Peru is bracing for a moderate El Nino weather event in coming months, with warming sea temperatures threatening to set the stage for another disastrous year for anchovy fishing and fishmeal exports.
Enfen, the Peruvian bureau tasked with forecasting el Nino, put policymakers on alert and said a "moderate" El Nino would likely emerge this year, government meteorologist Grinia Avalos said on Wednesday.
Avalos said weather conditions and unusually warm waters off Peru''s Pacific Coast will likely be "very similar" or worse than in 2014, when the pattern prompted a crisis in local fishing.
Peru''s El Nino forecast builds on similar warnings of the emergence of El Nino from Japan and Australia this week.
Kelvin waves, warm equatorial swells that signal El Nino, are already shoring up on Peru''s coast, Avalos said.
Anchovy, cold-water fish used to make fishmeal, thrive in Peru''s nutrient-rich Humboldt current and scatter when waters heat up.
Peru is the world''s biggest exporter of fishmeal, a protein-rich feed, producing about a third of global supply.
Fishermen in Peru caught about a third of the typical anchovy catch last year because of warmer seas - dragging down overall economic growth and squeezing fishmeal prices.

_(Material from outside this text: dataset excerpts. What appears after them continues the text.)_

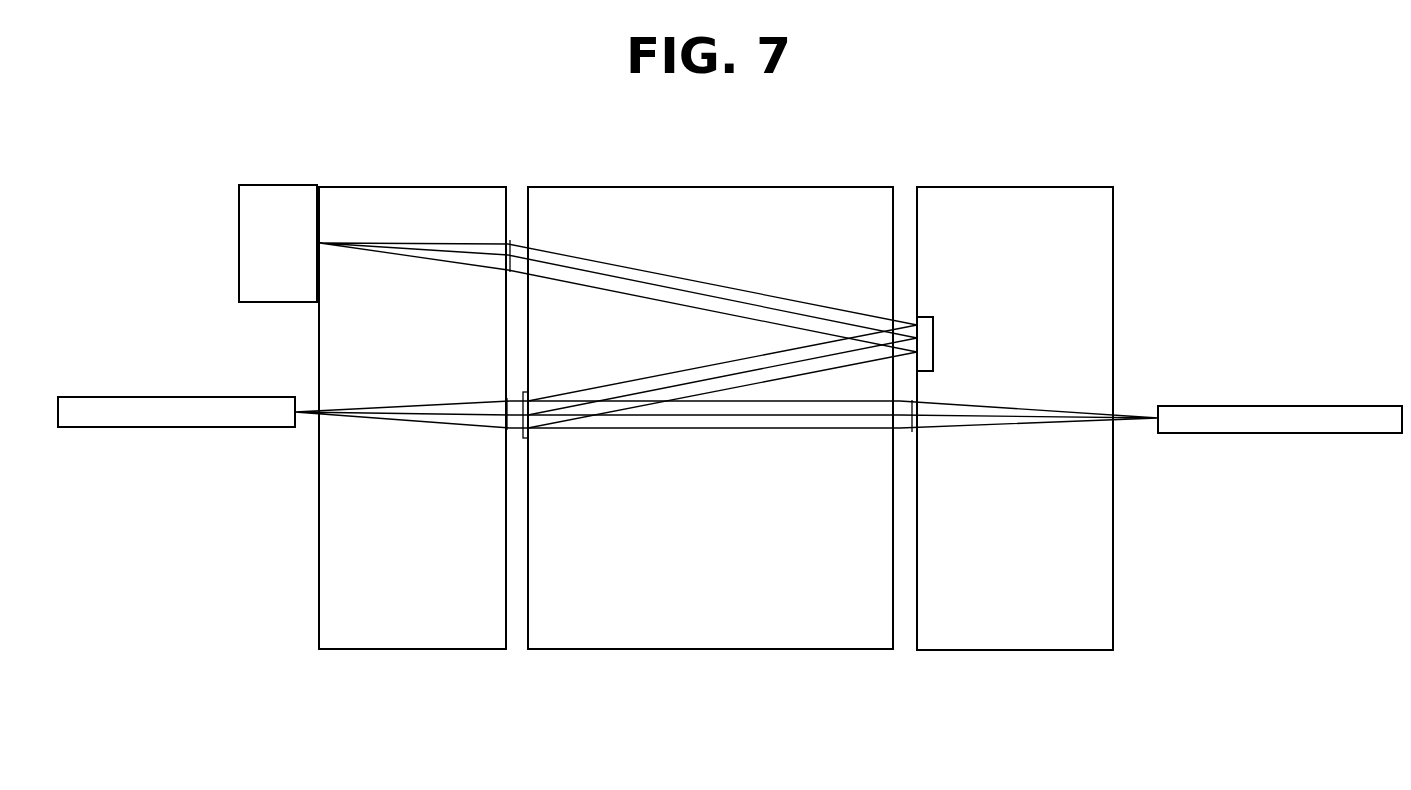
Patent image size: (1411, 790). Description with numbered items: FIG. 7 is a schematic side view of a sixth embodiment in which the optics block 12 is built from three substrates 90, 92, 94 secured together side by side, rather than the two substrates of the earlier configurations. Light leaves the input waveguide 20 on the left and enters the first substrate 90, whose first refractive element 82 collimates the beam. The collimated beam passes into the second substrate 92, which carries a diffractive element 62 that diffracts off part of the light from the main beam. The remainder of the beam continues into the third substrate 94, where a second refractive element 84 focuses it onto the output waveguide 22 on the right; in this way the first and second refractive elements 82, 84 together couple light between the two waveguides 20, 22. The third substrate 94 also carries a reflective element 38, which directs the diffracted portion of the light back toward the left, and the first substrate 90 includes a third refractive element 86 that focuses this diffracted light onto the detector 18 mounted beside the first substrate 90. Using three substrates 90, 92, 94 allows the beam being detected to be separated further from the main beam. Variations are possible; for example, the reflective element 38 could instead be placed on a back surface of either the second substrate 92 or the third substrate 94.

The optics block 12 is at (726, 418).
The detector 18 is at (278, 183).
The input waveguide 20 is at (128, 428).
The output waveguide 22 is at (1320, 402).
The reflective element 38 is at (917, 317).
The diffractive element 62 is at (521, 433).
The first refractive element 82 is at (508, 404).
The second refractive element 84 is at (913, 405).
The third refractive element 86 is at (512, 248).
The first substrate 90 is at (365, 652).
The second substrate 92 is at (580, 652).
The third substrate 94 is at (970, 654).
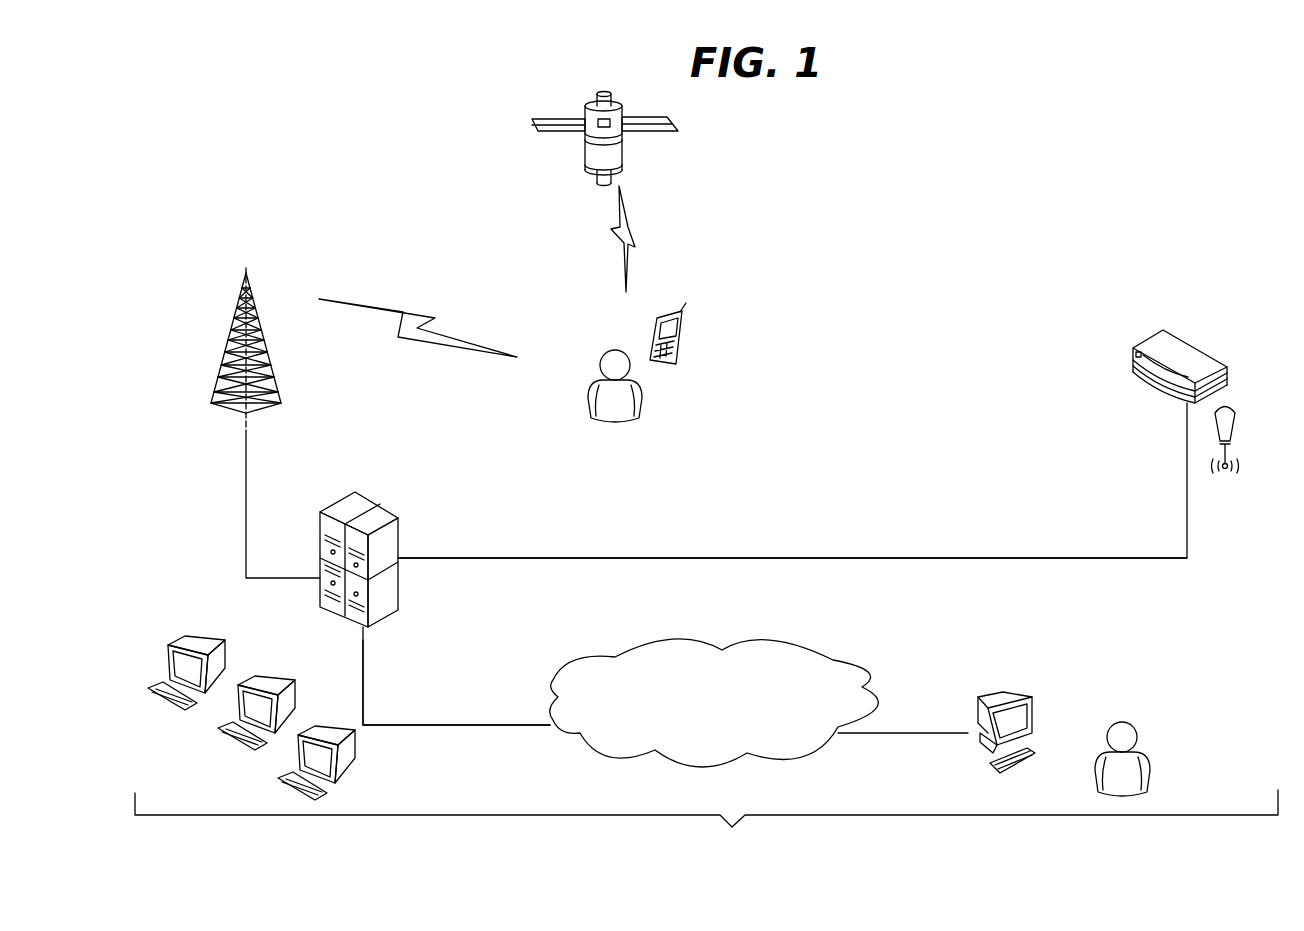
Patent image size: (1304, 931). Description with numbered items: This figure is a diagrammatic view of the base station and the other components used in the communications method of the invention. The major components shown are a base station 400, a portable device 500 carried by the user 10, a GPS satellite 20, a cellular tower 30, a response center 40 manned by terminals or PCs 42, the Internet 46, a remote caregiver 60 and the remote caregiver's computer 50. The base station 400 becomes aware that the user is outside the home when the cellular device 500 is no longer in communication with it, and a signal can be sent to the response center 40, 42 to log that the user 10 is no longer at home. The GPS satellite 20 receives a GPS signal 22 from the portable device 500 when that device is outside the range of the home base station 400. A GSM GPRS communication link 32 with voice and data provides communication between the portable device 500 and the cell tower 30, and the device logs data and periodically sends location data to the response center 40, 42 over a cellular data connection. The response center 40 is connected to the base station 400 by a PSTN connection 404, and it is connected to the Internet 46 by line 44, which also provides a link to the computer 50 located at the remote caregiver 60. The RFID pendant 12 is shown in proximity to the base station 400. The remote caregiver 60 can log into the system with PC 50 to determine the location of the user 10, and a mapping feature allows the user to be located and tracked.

The user 10 is at (618, 402).
The RFID pendant 12 is at (1235, 422).
The GPS satellite 20 is at (657, 122).
The GPS signal 22 is at (633, 236).
The cellular tower 30 is at (230, 323).
The GSM GPRS communication link 32 is at (403, 312).
The response center 40 is at (387, 505).
The terminals or PCs 42 is at (190, 640).
The line 44 is at (423, 723).
The Internet 46 is at (762, 665).
The computer 50 is at (1015, 695).
The remote caregiver 60 is at (1124, 725).
The base station 400 is at (1180, 337).
The PSTN connection 404 is at (865, 556).
The portable device 500 is at (680, 342).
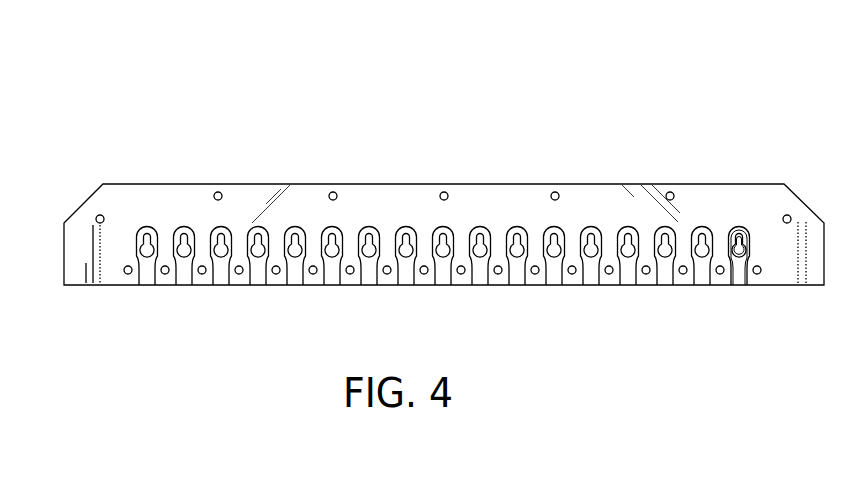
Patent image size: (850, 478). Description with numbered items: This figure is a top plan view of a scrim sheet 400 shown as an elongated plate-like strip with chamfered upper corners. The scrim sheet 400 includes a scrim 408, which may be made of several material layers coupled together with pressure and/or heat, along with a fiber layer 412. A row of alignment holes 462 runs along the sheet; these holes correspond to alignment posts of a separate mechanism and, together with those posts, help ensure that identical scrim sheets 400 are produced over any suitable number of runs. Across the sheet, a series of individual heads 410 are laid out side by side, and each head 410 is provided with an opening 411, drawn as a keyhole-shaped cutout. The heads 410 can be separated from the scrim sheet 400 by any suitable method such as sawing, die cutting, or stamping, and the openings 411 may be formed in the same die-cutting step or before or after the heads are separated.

The scrim sheet 400 is at (227, 96).
The scrim 408 is at (666, 184).
The head 410 is at (450, 225).
The opening 411 is at (147, 226).
The fiber layer 412 is at (185, 225).
The alignment hole 462 is at (334, 196).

The government had expected anchovy catches to rise at least 30 percent this year before signs of El Nino started to emerge.
"Environmental conditions this year will possibly have the same or even greater impact" as last year, said Cecilia Pena, a biologist with the state research institute IMARPE. "But we still haven''t seen significant impacts on anchovy."
Anchovy appear to be better prepared to survive warmer conditions this year, Pena said.
They are now more abundant and the sea is teeming with nutrients.
About 55 percent of the anchovy quota for the first main fishing season, from April 9 to June 30, has already been caught, Pena said.
Last year Peru''s second anchovy season was canceled after industrial vessels were only able to catch 68 percent of their quota in the first season.